Holbrook lunged at her. She stepped to one side and began to dart past him, across to Alcibiades. He pivoted and tried to grab her, lost his balance, and went sprawling, clutching at the air for purchase. He started to fall.

Something wiry and tough and long slammed around his shoulders.

“Zen!” Naomi yelled. The tree—Alcibiades—”

He was off the ground now. Alcibiades had snared him with a grasping tendril and was lifting him toward his crown. The tree was struggling with the burden; but then a second tendril gripped him too and Alcibiades had an easier time. Holbrook thrashed about a dozen feet off the ground.

Cases of trees attacking humans were rare. It had happened perhaps five times altogether, in the generations that men had been cultivating juice-trees here. In each instance the victim had been doing something that the grove regarded as hostile—such as removing a diseased tree.

A man was a big mouthful for a juice-tree. But not beyond its appetite.
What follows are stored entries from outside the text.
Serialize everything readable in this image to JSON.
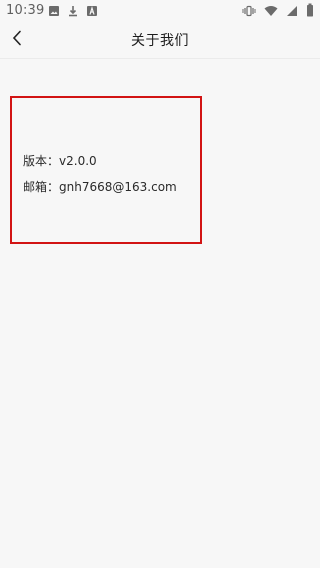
{
  "status_bar": {
    "time": "10:39",
    "left_icons": [
      "image-icon",
      "download-icon",
      "a-icon"
    ],
    "right_icons": [
      "vibrate-icon",
      "wifi-icon",
      "signal-icon",
      "battery-icon"
    ]
  },
  "app_bar": {
    "title": "关于我们",
    "back_icon": "chevron-left-icon"
  },
  "about": {
    "version_label": "版本：",
    "version_value": "v2.0.0",
    "email_label": "邮箱：",
    "email_value": "gnh7668@163.com"
  },
  "colors": {
    "background": "#f7f7f7",
    "highlight_border": "#d21414",
    "text_primary": "#1c1c1c"
  }
}
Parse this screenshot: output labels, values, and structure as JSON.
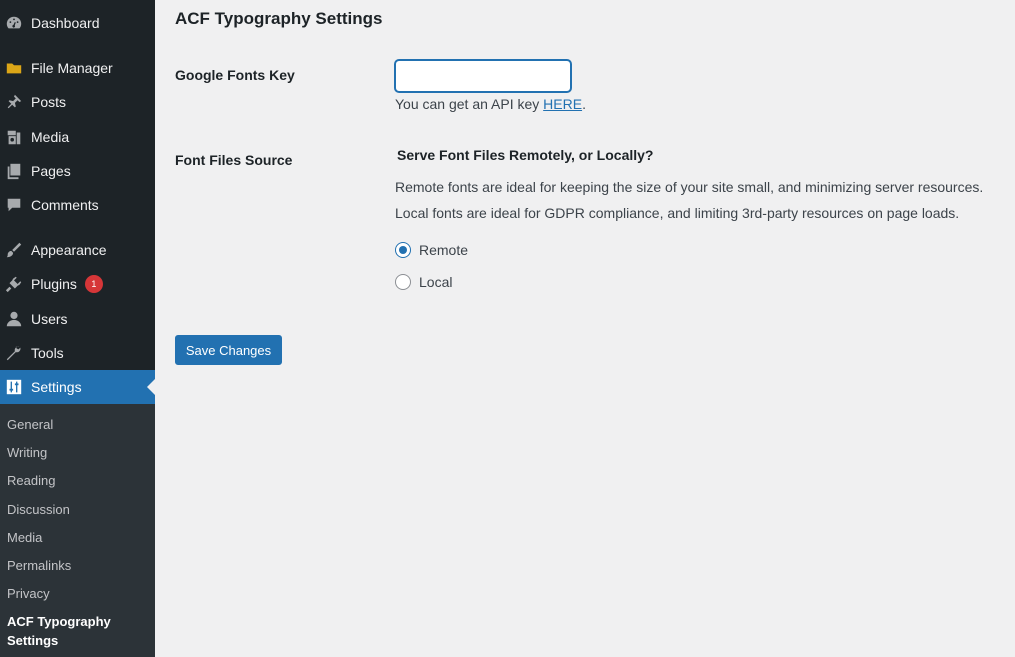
{
  "sidebar": {
    "menu": [
      {
        "label": "Dashboard",
        "icon": "dashboard-icon"
      },
      {
        "label": "File Manager",
        "icon": "folder-icon"
      },
      {
        "label": "Posts",
        "icon": "pushpin-icon"
      },
      {
        "label": "Media",
        "icon": "media-icon"
      },
      {
        "label": "Pages",
        "icon": "pages-icon"
      },
      {
        "label": "Comments",
        "icon": "comment-icon"
      },
      {
        "label": "Appearance",
        "icon": "brush-icon"
      },
      {
        "label": "Plugins",
        "icon": "plugin-icon",
        "badge": "1"
      },
      {
        "label": "Users",
        "icon": "user-icon"
      },
      {
        "label": "Tools",
        "icon": "wrench-icon"
      },
      {
        "label": "Settings",
        "icon": "settings-icon",
        "active": true
      }
    ],
    "submenu": [
      "General",
      "Writing",
      "Reading",
      "Discussion",
      "Media",
      "Permalinks",
      "Privacy",
      "ACF Typography Settings"
    ]
  },
  "main": {
    "title": "ACF Typography Settings",
    "google_fonts_key": {
      "label": "Google Fonts Key",
      "value": "",
      "help_prefix": "You can get an API key ",
      "help_link": "HERE",
      "help_suffix": "."
    },
    "font_source": {
      "label": "Font Files Source",
      "heading": "Serve Font Files Remotely, or Locally?",
      "desc1": "Remote fonts are ideal for keeping the size of your site small, and minimizing server resources.",
      "desc2": "Local fonts are ideal for GDPR compliance, and limiting 3rd-party resources on page loads.",
      "options": [
        {
          "label": "Remote",
          "checked": true
        },
        {
          "label": "Local",
          "checked": false
        }
      ]
    },
    "save_label": "Save Changes"
  },
  "colors": {
    "sidebar_bg": "#1d2327",
    "submenu_bg": "#2c3338",
    "accent": "#2271b1",
    "badge": "#d63638",
    "page_bg": "#f0f0f1"
  }
}
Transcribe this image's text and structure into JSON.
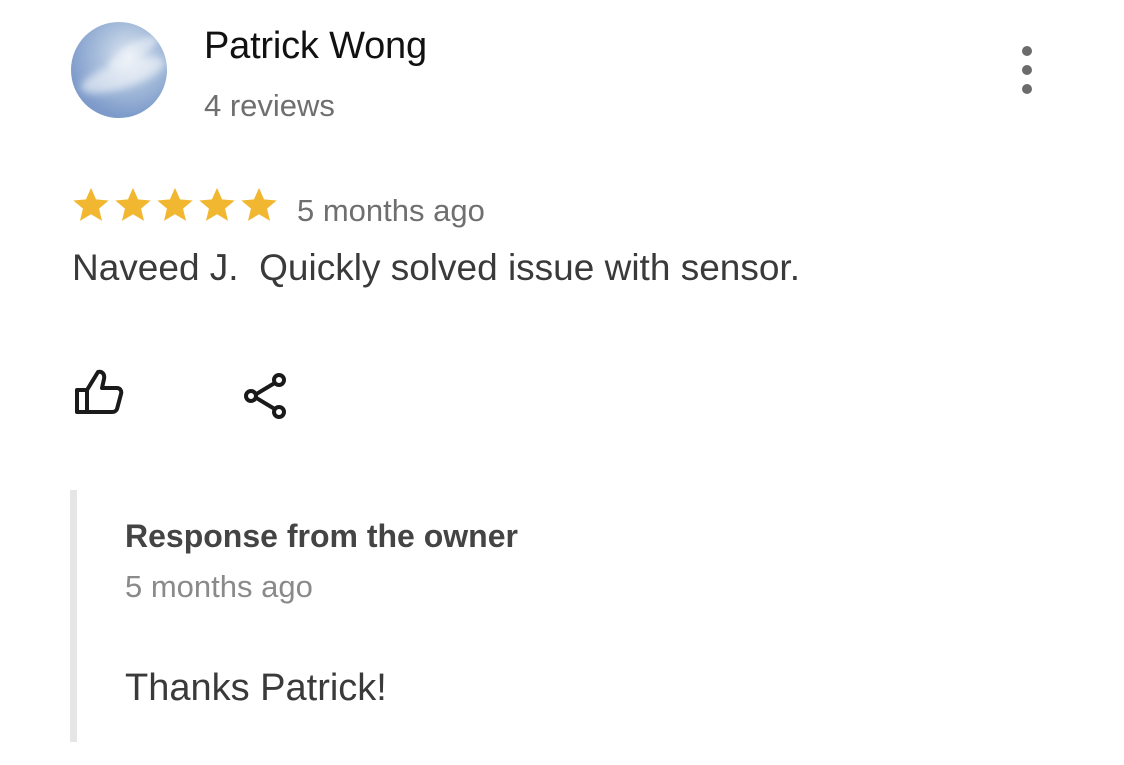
{
  "reviewer": {
    "name": "Patrick Wong",
    "review_count": "4 reviews",
    "avatar_icon": "sky-photo-avatar"
  },
  "more_menu": {
    "icon": "more-vertical-icon"
  },
  "review": {
    "rating": 5,
    "rating_max": 5,
    "star_color": "#F2B731",
    "date": "5 months ago",
    "text": "Naveed J.  Quickly solved issue with sensor."
  },
  "actions": {
    "like_icon": "thumbs-up-icon",
    "share_icon": "share-icon"
  },
  "owner_response": {
    "title": "Response from the owner",
    "date": "5 months ago",
    "text": "Thanks Patrick!"
  }
}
Naomi screamed and Alcibiades continued to lift. Holbrook could hear the clashing of fangs above; the tree’s mouth was getting ready to receive him. Alcibiades the vain, Alcibiades the mercurial, Alcibiades the unpredictable—well named, indeed. But was it treachery to act in self-defense? Alcibiades had a strong will to survive. He had seen the fates of Hector and Socrates. Holbrook looked up at the ever closer fangs. So this is how it happens, he thought. Eaten by one of my own trees. My friends. My pets. Serves me right for sentimentalizing them. They’re carnivores. Tigers with roots.

Alcibiades screamed.

In the same instant one of the tendrils wrapped about Holbrook’s body lost its grip. He dropped about twenty feet in a single dizzying plunge before the remaining tendril steadied itself, leaving him dangling a few yards above the floor of the grove. When he could breathe again, Holbrook looked down and saw what had happened. Naomi had picked up the needier that he had dropped when he had been seized by the tree, and had burned away one tendril. She was taking aim again. There was another scream from Alcibiades; Holbrook was aware of a great commotion in the branches above him; he tumbled the rest of the way to the ground and landed hard in a pile of mulched leaves. After a moment he rolled over and sat up. Nothing broken. Naomi stood above him, arms dangling, the needier still in her hand.

“Are you all right?” she asked soberly.